Cats with URI, in many cases, are easily treated. And since most feline URI are caused by viruses (particularly feline herpesvirus and feline calicivirus), medications are usually not given. Remember, viral infections are self-limiting, which means that they run a definite course without treatment. Home remedies for upper respiratory infection in cats, therefore, are generally aimed at boosting the cat’s immune system to help them fight the virus. If your cat is not sick enough to require confinement in the clinic, you can try the following home remedies for your pet.
HOME REMEDIES FOR UPPER RESPIRATORY INFECTION IN CATS
1. Home vaporizer/humidifier – Since dry air can make your cat’s symptoms worse, using a vaporizer or humidifier at home will somehow make your cat more comfortable. A vaporizer improves humidification at home and helps by keeping your cat’s nasal passages moist.

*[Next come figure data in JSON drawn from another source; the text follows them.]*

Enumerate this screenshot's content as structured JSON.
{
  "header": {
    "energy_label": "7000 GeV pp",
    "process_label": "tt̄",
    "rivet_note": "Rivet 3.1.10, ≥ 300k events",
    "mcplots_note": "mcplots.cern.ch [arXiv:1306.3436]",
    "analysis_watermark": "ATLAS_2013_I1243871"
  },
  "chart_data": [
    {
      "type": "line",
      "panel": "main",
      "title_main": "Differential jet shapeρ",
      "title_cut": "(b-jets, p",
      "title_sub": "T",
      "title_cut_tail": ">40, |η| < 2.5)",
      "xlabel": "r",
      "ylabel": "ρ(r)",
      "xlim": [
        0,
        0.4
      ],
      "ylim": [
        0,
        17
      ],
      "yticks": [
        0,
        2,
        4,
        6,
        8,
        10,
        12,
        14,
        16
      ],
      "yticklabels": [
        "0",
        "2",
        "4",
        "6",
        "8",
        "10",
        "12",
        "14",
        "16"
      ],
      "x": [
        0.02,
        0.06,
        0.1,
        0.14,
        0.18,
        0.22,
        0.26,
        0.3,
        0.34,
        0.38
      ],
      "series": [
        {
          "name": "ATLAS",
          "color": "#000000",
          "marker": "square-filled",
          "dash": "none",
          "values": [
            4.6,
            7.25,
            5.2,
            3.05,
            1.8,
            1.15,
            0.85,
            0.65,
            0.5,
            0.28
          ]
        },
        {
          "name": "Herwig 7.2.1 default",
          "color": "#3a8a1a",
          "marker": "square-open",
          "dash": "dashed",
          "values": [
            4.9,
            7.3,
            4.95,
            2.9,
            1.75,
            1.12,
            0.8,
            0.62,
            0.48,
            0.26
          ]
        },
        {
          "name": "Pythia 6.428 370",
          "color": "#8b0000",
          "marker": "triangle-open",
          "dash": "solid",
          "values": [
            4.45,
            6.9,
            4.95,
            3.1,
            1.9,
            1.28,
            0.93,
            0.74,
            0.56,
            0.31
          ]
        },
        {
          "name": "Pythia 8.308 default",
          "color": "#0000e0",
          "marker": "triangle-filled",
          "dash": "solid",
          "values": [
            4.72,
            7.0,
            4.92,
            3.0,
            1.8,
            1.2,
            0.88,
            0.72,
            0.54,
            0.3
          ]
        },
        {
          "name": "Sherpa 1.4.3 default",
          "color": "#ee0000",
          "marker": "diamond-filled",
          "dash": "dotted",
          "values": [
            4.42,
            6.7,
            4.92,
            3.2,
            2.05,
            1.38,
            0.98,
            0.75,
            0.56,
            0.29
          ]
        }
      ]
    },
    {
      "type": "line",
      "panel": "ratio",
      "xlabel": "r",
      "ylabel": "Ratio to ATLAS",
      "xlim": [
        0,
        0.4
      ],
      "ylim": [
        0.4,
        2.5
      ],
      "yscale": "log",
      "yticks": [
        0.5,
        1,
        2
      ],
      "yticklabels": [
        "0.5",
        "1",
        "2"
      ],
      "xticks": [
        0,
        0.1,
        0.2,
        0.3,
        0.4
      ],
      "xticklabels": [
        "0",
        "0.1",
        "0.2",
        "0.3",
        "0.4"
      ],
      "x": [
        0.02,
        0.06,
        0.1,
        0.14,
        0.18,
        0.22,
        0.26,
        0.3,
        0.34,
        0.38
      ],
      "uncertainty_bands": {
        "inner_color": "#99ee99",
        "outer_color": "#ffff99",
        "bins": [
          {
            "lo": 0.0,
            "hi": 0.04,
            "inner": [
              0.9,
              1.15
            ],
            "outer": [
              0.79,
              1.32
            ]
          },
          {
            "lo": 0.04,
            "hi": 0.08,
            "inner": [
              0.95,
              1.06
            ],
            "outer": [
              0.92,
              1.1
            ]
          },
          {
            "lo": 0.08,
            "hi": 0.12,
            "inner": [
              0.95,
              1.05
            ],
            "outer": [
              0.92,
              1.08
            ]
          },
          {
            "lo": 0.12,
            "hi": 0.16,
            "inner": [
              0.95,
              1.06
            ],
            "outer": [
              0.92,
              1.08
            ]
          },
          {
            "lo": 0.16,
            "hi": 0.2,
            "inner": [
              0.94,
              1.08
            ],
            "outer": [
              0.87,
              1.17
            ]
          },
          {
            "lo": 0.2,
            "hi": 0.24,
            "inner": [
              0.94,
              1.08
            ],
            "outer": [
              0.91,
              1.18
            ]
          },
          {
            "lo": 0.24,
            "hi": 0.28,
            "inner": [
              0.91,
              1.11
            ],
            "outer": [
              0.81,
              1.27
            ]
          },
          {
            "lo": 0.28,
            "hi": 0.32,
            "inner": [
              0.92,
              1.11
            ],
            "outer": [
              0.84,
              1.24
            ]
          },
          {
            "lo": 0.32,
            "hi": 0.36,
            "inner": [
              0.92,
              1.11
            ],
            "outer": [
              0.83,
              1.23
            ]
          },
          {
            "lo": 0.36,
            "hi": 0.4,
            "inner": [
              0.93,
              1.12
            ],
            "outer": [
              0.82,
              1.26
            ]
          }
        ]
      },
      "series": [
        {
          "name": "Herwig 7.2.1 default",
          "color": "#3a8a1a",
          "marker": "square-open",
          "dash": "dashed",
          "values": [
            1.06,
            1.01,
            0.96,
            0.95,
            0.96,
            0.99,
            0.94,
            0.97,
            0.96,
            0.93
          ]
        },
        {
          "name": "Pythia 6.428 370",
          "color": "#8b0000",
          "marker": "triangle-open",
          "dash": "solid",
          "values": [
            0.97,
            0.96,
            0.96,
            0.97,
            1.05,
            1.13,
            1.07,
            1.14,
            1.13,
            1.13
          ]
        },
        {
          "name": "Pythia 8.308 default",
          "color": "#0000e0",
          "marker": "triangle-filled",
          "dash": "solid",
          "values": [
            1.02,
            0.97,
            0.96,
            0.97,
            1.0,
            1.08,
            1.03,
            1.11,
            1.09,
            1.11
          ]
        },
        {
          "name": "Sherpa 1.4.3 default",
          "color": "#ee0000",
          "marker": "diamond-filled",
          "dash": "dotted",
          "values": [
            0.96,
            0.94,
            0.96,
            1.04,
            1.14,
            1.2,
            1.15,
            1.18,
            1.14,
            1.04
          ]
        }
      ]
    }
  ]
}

2. Steam – Placing your cat on a warm, dry surface in a steamy bathroom for 10 to 15 minutes several times daily also helps relieve nasal congestion. 
3. Warm environment – If the weather is cold, be sure to keep your cat extra warm. The ideal room temperature is 70 degrees. Giving your cat a hot water bottle to snuggle up to can help prevent them from having chills. 
4. Decongest – Your cat’s nose should be routinely cleaned with a soft, damp cloth to clear the nasal passages and remove the infectious secretions. 
5. Smelly, all-meat baby food – Since your cat’s sense of smell and overall appetite are affected, it may require special treatment to combat malnutrition. Tempt your pet with highly palatable all-meat baby food or “smelly” foods, like sardines or tuna fish.
6. Water – Access to clean water is important in infected cats to avoid dehydration.
7. Liquid diets – If your cat refuses to eat and drink plain water, try giving your pet liquid diets especially formulated for cats and kittens. Clinicare, Hill’s a/d, and Eukanuba Maximum-Calorie are some products that you can try. The consistency of these products is ideal for feeding through a syringe or a feeding tube, and they contain extra calories, which is appropriate for sick cats. 
8. Lysine – Supplement your cat’s diet with Lysine, an amino acid that helps strengthen the immune system and keep the virus in check.
9. Selenium – Selenium has natural antibacterial properties. Adding 25 mg of selenium to your cat’s food may be beneficial if your pet is suffering from bacterial URI.
10. Vitamins A and E – Vitamins A and E, when added to your cat’s food, may help boost their immune status. Simply use a needle to open the capsules and squeeze to their food.